Poised and precise, elegant and immaculate – these are some of the words that have been used to describe the performances of the Mahler Chamber Orchestra and our Artistic Partner Mitsuko Uchida. Almost two years since our last performance together, we reunite for a tour that brings us through Germany and Switzerland to our annual residencies at Salzburg's Mozartwoche and London's Southbank Centre, sharing our celebrated approach to Mozart's piano concertos across the continent.
The two concertos, Nos. 23 & 24, are considered close siblings, one major, one minor, both written three weeks apart in a year when Mozart's creativity seemed to know no bounds; they were both written while he put the finishing touches to his opera Le nozze di Figaro. Both works showcase Mozart's recent innovation of creating a free exchange of materials and ideas between piano and orchestra, creating a new musicial situation that enabled all the dynamic intimacy of chamber music in an orchestral setting, the ideal representation for what makes the partnership between Uchida and the MCO so special.

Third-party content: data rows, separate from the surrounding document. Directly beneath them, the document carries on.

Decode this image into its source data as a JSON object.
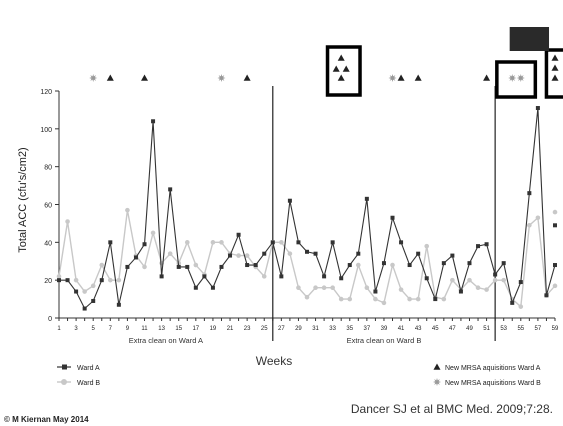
{
  "chart_data": {
    "type": "line",
    "ylabel": "Total ACC (cfu's/cm2)",
    "xlabel": "Weeks",
    "ylim": [
      0,
      120
    ],
    "yticks": [
      0,
      20,
      40,
      60,
      80,
      100,
      120
    ],
    "xlim": [
      1,
      59
    ],
    "xticks": [
      1,
      3,
      5,
      7,
      9,
      11,
      13,
      15,
      17,
      19,
      21,
      23,
      25,
      27,
      29,
      31,
      33,
      35,
      37,
      39,
      41,
      43,
      45,
      47,
      49,
      51,
      53,
      55,
      57,
      59
    ],
    "grid": false,
    "series": [
      {
        "name": "Ward A",
        "color": "#333333",
        "marker": "square",
        "x": [
          1,
          2,
          3,
          4,
          5,
          6,
          7,
          8,
          9,
          10,
          11,
          12,
          13,
          14,
          15,
          16,
          17,
          18,
          19,
          20,
          21,
          22,
          23,
          24,
          25,
          26,
          27,
          28,
          29,
          30,
          31,
          32,
          33,
          34,
          35,
          36,
          37,
          38,
          39,
          40,
          41,
          42,
          43,
          44,
          45,
          46,
          47,
          48,
          49,
          50,
          51,
          52,
          53,
          54,
          55,
          56,
          57,
          58,
          59
        ],
        "values": [
          20,
          20,
          14,
          5,
          9,
          20,
          40,
          7,
          27,
          32,
          39,
          104,
          22,
          68,
          27,
          27,
          16,
          22,
          16,
          27,
          33,
          44,
          28,
          28,
          34,
          40,
          22,
          62,
          40,
          35,
          34,
          22,
          40,
          21,
          28,
          34,
          63,
          14,
          29,
          53,
          40,
          28,
          34,
          21,
          10,
          29,
          33,
          14,
          29,
          38,
          39,
          23,
          29,
          8,
          19,
          66,
          111,
          12,
          28
        ],
        "extra": [
          49
        ]
      },
      {
        "name": "Ward B",
        "color": "#c8c8c8",
        "marker": "circle",
        "x": [
          1,
          2,
          3,
          4,
          5,
          6,
          7,
          8,
          9,
          10,
          11,
          12,
          13,
          14,
          15,
          16,
          17,
          18,
          19,
          20,
          21,
          22,
          23,
          24,
          25,
          26,
          27,
          28,
          29,
          30,
          31,
          32,
          33,
          34,
          35,
          36,
          37,
          38,
          39,
          40,
          41,
          42,
          43,
          44,
          45,
          46,
          47,
          48,
          49,
          50,
          51,
          52,
          53,
          54,
          55,
          56,
          57,
          58,
          59
        ],
        "values": [
          22,
          51,
          20,
          14,
          17,
          28,
          20,
          20,
          57,
          33,
          27,
          45,
          29,
          34,
          29,
          40,
          28,
          23,
          40,
          40,
          34,
          33,
          33,
          27,
          22,
          40,
          40,
          34,
          16,
          11,
          16,
          16,
          16,
          10,
          10,
          28,
          16,
          10,
          8,
          28,
          15,
          10,
          10,
          38,
          11,
          10,
          20,
          15,
          20,
          16,
          15,
          20,
          20,
          10,
          6,
          49,
          53,
          12,
          17
        ],
        "extra": [
          56
        ]
      }
    ],
    "acquisitions_a_weeks": [
      7,
      11,
      23,
      34,
      41,
      43,
      51,
      59
    ],
    "acquisitions_a_stacked": [
      34,
      34,
      34,
      59,
      59
    ],
    "acquisitions_b_weeks": [
      5,
      20,
      40,
      54,
      55
    ],
    "period_dividers": [
      26,
      52
    ],
    "period_labels": [
      {
        "text": "Extra clean on Ward A",
        "center": 13.5
      },
      {
        "text": "Extra clean on Ward B",
        "center": 39
      }
    ],
    "legend": {
      "ward_a": "Ward A",
      "ward_b": "Ward B",
      "mrsa_a": "New MRSA aquisitions Ward A",
      "mrsa_b": "New MRSA aquisitions Ward B"
    }
  },
  "footer": {
    "credit": "© M Kiernan May 2014",
    "citation": "Dancer SJ et al BMC Med. 2009;7:28."
  }
}
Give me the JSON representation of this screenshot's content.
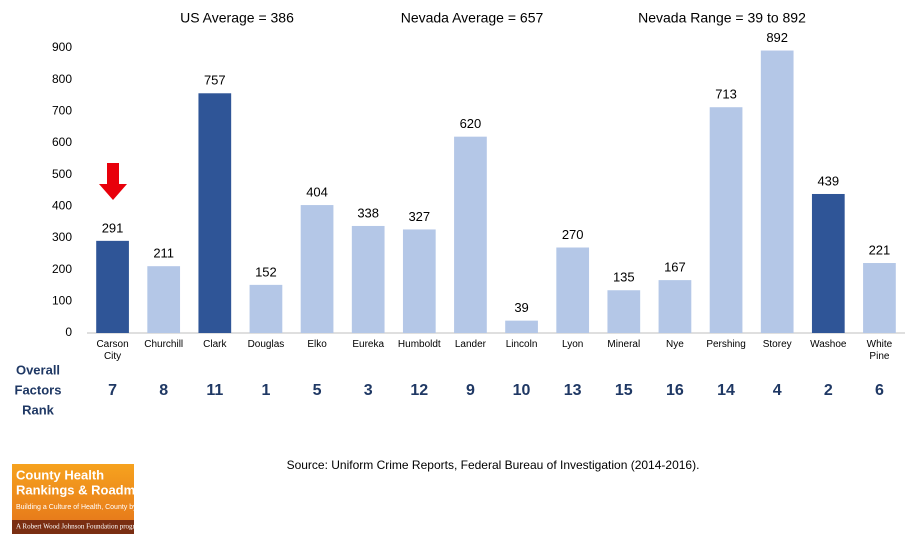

While in the German and Austrian legs of the tour, Mozart's Serenata notturna forms the centrepiece, another Viennese composer provides contrast in Switerland and the United Kingdom. Anton Webern is part of what is now known as the Second Viennese School, and his works are immaculately constructed and immensely concentrated distillations of classical form, romantic expression, and modernist rigour. Mitsuko Uchida herself is a passionate devotee of this music. She connects the centuries that separate Webern from Mozart by seamlessly transitioning from the formers Variations for solo piano, Op. 27, into the latter's C-minor concerto, after the MCO are left to lead themselves alone through Webern's sparse atonal soundscape in Five Movements, Op. 5.